The Ethiopian wolf is the rarest canid in the world, and Africa’s most threatened carnivore. The closest living relatives of the Ethiopian wolf are grey wolves and coyotes. The Ethiopian wolf ancestor crossed over from Eurasia during the Pleistocene period less than 100,000 years ago, when sea levels were lower and Africa and the Middle East were connected. At the time, the highlands of Ethiopia were predominately Afroalpine grasslands and heathlands, and these habitats were ideal for many small mammals, particularly grass rats and molerats. This Afroalpine environment and its abundant rodents drove the Ethiopian wolf evolution morphologically into a specialized rodent hunter with an elongated muzzle, long legs and a distinctive reddish coat, with white markings and a darker tail tip. Male Ethiopian wolves weigh between 14 and 20kg, while the weight of adult females ranges from 11 to 16 kg.
Ethiopian wolves live in packs of between 2 and 18 animals, which share and defend an exclusive territory. Unlike most social carnivores, Ethiopian wolves forage and feed alone during the day. In Simien they are mostly visible foraging or walking early in the morning and late in the afternoon, and occasionally in small groups, greeting or scent marking along their territory boundaries. Dens are only used during the short breeding season by pups and nursing females. The rest of the pack sleeps in the open but helps protect the den from predators and contributes food to the pups.

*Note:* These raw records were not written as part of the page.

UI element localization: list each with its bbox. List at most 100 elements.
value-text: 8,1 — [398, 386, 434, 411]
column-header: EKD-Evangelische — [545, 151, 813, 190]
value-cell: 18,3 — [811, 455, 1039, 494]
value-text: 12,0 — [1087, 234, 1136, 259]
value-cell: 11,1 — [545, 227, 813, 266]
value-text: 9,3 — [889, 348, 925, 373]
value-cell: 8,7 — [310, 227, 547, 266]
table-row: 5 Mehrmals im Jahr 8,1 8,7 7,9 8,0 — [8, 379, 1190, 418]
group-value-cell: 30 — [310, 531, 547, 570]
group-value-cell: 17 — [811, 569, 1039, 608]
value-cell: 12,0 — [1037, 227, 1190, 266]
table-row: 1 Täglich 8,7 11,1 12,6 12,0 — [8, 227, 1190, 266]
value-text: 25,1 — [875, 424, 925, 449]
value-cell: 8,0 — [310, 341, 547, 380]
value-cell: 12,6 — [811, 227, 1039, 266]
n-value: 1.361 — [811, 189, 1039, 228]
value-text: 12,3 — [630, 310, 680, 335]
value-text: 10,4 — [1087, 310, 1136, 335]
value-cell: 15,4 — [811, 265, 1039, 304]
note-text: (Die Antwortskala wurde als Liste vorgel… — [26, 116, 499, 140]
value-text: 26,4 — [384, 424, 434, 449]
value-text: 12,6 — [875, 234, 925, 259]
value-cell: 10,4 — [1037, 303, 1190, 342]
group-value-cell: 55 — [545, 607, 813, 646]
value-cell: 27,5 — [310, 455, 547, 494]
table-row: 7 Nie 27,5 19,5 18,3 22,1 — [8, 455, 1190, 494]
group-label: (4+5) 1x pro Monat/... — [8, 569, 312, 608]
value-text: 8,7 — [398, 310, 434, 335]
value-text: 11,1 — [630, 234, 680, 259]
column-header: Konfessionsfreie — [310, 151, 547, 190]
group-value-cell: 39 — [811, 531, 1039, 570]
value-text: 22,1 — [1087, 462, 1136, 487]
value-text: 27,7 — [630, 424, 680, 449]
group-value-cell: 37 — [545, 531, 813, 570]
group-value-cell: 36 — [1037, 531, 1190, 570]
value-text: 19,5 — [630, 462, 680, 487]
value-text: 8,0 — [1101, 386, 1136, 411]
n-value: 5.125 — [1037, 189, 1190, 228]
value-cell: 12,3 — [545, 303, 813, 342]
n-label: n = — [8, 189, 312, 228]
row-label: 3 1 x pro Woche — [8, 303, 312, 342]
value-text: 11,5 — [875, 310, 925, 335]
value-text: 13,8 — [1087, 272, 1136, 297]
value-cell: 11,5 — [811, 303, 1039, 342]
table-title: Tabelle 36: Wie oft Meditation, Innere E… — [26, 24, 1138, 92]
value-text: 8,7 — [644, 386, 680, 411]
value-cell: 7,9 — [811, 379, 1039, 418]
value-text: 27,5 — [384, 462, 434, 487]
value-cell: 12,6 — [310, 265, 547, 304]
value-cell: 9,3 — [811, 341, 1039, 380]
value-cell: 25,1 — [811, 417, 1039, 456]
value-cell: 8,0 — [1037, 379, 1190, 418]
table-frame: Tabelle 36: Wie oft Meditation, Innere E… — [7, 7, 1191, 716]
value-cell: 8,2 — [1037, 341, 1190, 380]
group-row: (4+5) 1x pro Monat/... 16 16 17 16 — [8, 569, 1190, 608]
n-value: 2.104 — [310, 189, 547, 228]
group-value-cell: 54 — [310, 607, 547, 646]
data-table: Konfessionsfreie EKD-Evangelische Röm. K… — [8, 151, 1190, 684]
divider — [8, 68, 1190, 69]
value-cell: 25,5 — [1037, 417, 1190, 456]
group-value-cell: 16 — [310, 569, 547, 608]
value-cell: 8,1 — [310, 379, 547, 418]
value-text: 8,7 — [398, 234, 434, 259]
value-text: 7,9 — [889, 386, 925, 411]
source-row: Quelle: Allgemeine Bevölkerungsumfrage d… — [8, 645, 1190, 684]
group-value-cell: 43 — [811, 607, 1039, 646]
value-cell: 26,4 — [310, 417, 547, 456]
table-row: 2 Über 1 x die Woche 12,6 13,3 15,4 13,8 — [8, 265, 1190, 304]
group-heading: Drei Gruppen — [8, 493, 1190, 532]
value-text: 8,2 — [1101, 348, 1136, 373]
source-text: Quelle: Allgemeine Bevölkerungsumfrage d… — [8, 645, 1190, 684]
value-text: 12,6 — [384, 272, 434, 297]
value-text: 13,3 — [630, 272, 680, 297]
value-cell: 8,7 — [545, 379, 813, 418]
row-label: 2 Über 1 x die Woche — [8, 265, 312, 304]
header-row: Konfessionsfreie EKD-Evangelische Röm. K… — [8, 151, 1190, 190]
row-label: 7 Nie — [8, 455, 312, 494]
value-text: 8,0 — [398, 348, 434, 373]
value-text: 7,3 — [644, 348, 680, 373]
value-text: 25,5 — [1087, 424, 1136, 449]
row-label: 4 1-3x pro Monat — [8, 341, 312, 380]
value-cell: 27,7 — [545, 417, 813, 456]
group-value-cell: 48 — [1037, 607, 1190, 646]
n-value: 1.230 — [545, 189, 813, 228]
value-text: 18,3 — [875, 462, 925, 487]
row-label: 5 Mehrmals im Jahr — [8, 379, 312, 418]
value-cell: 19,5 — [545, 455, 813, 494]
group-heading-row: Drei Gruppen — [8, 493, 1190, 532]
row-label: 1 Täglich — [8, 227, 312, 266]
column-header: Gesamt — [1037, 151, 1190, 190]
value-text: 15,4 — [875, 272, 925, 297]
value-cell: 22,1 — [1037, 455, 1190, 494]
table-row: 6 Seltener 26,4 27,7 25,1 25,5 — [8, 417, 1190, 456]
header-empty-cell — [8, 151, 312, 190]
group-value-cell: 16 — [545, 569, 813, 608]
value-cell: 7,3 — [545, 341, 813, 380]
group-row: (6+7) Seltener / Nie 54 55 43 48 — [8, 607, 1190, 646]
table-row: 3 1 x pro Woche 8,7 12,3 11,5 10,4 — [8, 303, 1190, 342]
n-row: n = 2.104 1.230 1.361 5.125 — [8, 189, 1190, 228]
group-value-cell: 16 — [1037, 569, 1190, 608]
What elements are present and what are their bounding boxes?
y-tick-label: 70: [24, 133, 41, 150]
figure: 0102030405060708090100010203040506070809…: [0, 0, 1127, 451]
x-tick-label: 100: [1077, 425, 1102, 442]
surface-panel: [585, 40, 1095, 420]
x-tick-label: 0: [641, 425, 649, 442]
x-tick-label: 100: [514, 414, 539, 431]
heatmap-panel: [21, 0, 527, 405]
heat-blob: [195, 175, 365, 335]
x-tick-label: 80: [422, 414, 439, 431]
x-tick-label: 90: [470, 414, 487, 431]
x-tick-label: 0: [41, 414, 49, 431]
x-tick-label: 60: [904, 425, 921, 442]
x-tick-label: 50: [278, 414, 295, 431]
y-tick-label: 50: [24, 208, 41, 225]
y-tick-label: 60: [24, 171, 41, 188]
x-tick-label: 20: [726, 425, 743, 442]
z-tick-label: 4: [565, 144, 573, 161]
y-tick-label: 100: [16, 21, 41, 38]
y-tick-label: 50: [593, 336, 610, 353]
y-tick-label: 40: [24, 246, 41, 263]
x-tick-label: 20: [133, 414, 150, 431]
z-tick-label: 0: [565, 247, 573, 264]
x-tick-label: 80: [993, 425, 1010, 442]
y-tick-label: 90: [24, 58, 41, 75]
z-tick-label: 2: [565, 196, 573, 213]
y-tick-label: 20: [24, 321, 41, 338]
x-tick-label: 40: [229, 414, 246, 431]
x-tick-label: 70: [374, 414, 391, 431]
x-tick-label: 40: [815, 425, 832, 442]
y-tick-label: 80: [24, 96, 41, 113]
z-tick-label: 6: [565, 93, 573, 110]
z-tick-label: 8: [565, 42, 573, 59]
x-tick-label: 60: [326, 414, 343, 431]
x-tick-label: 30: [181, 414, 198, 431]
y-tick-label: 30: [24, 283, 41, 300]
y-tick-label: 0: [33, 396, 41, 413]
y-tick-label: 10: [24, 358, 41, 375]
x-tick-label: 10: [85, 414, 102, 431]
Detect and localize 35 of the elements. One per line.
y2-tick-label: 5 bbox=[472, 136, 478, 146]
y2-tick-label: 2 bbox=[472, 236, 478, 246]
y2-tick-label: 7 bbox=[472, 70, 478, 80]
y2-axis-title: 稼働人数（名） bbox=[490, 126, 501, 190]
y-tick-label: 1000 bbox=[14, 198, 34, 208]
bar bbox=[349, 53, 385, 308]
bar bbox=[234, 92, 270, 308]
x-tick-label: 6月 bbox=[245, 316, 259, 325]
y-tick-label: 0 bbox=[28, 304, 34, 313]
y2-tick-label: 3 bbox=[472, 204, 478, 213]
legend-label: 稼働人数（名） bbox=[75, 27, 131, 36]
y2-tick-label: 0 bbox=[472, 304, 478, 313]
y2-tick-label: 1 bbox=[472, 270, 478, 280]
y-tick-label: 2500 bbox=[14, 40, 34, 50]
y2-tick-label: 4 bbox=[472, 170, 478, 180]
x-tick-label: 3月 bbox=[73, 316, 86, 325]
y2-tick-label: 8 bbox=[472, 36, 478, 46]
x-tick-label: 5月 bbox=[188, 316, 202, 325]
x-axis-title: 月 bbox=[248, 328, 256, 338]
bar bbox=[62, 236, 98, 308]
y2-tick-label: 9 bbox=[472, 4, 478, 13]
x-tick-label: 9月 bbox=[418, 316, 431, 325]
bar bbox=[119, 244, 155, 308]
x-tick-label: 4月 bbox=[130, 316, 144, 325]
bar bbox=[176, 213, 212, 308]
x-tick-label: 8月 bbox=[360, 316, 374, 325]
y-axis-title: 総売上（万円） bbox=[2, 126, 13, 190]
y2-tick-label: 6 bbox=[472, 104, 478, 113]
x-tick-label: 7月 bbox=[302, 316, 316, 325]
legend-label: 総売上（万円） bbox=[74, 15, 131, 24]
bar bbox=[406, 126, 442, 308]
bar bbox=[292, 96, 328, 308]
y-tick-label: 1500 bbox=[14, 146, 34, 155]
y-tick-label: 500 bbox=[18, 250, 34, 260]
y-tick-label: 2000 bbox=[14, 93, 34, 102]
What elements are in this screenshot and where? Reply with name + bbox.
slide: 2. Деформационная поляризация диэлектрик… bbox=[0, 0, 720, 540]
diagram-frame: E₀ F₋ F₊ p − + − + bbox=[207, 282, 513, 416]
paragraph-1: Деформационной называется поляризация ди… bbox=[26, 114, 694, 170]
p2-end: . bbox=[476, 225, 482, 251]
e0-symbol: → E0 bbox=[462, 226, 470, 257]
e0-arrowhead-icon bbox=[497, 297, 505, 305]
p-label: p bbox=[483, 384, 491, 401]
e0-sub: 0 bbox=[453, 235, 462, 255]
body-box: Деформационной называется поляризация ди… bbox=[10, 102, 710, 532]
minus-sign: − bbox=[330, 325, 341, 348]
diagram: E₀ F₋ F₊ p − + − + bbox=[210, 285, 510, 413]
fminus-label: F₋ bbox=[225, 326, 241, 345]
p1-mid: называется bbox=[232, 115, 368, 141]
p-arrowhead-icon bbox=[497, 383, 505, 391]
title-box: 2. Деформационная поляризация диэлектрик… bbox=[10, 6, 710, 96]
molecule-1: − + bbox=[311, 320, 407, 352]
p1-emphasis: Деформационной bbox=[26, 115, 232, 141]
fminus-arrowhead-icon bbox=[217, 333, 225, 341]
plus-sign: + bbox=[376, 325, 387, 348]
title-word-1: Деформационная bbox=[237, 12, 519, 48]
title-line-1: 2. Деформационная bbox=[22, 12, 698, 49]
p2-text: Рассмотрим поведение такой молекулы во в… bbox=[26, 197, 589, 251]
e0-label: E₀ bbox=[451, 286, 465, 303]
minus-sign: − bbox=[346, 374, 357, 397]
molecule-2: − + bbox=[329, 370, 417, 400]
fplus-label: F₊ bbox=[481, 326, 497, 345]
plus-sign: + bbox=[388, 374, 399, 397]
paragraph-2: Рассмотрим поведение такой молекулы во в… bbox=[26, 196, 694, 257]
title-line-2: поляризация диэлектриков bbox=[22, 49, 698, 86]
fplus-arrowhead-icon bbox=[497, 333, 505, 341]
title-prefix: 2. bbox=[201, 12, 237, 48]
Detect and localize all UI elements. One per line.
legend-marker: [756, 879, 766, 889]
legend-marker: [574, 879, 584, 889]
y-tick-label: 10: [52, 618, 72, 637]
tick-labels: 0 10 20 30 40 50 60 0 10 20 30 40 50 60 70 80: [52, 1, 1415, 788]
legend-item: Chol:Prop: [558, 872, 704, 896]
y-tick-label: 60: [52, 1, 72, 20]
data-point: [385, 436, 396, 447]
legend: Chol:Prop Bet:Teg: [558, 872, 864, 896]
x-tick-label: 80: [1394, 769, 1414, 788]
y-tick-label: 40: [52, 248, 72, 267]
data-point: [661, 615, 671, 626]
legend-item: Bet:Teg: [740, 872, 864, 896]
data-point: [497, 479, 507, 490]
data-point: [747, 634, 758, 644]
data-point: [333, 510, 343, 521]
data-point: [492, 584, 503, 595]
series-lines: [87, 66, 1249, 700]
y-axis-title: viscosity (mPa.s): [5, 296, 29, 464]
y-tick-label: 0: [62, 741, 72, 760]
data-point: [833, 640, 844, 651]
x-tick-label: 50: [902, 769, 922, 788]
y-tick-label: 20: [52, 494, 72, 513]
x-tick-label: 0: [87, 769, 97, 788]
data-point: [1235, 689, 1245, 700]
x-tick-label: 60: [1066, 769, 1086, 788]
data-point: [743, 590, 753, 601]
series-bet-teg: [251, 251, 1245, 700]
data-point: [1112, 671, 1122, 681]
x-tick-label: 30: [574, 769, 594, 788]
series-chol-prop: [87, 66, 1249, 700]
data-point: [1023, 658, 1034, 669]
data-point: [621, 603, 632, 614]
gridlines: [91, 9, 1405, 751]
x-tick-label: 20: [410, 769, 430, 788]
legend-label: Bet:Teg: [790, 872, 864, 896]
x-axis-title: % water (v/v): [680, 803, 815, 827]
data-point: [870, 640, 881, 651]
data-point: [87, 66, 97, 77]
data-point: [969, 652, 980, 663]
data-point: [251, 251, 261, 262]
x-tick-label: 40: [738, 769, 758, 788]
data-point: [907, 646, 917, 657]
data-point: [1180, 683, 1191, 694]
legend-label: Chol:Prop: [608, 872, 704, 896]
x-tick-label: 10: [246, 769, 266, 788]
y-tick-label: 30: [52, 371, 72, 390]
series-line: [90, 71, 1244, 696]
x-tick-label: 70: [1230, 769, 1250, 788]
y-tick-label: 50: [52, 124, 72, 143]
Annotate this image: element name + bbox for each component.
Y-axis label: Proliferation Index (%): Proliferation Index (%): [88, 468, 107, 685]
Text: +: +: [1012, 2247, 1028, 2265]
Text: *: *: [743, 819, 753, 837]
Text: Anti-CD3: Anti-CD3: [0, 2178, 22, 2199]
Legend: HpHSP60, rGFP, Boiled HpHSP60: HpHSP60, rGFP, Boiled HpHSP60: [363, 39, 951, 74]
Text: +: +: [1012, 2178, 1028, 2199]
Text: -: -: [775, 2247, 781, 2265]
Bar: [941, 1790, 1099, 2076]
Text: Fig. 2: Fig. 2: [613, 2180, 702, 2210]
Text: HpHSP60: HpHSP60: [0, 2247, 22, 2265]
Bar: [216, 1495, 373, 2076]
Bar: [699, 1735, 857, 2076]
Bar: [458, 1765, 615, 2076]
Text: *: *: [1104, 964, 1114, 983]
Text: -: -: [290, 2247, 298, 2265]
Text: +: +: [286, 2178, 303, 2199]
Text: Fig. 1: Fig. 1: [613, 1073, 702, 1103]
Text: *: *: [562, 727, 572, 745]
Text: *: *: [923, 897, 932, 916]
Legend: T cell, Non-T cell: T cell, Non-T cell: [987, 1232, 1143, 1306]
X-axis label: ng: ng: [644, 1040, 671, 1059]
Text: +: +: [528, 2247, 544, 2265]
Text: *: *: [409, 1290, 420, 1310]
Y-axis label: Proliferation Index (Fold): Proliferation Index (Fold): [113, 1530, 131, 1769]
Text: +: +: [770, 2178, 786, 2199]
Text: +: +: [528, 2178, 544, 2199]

The Ethiopian wolf is restricted to just six isolated mountaintop areas of the Ethiopian highlands. With a total world population of between 400 to 520 individuals, it is highly endangered. As a result it is legally protected in the country from any activities that may threaten its survival. Rapidly expanding cattle and crop farming are severe threats, as well as diseases such as rabies and canine distemper transmitted from domestic dogs.
In SMNP, Ethiopian wolves are found above the limit of agriculture and they are somewhat nocturnal and alert to the presence of people. That said, visitors keeping a keen eye in the core wolf areas of the park during the early morning and late afternoon are likely to be rewarded by a sighting of these handsome and rare carnivores.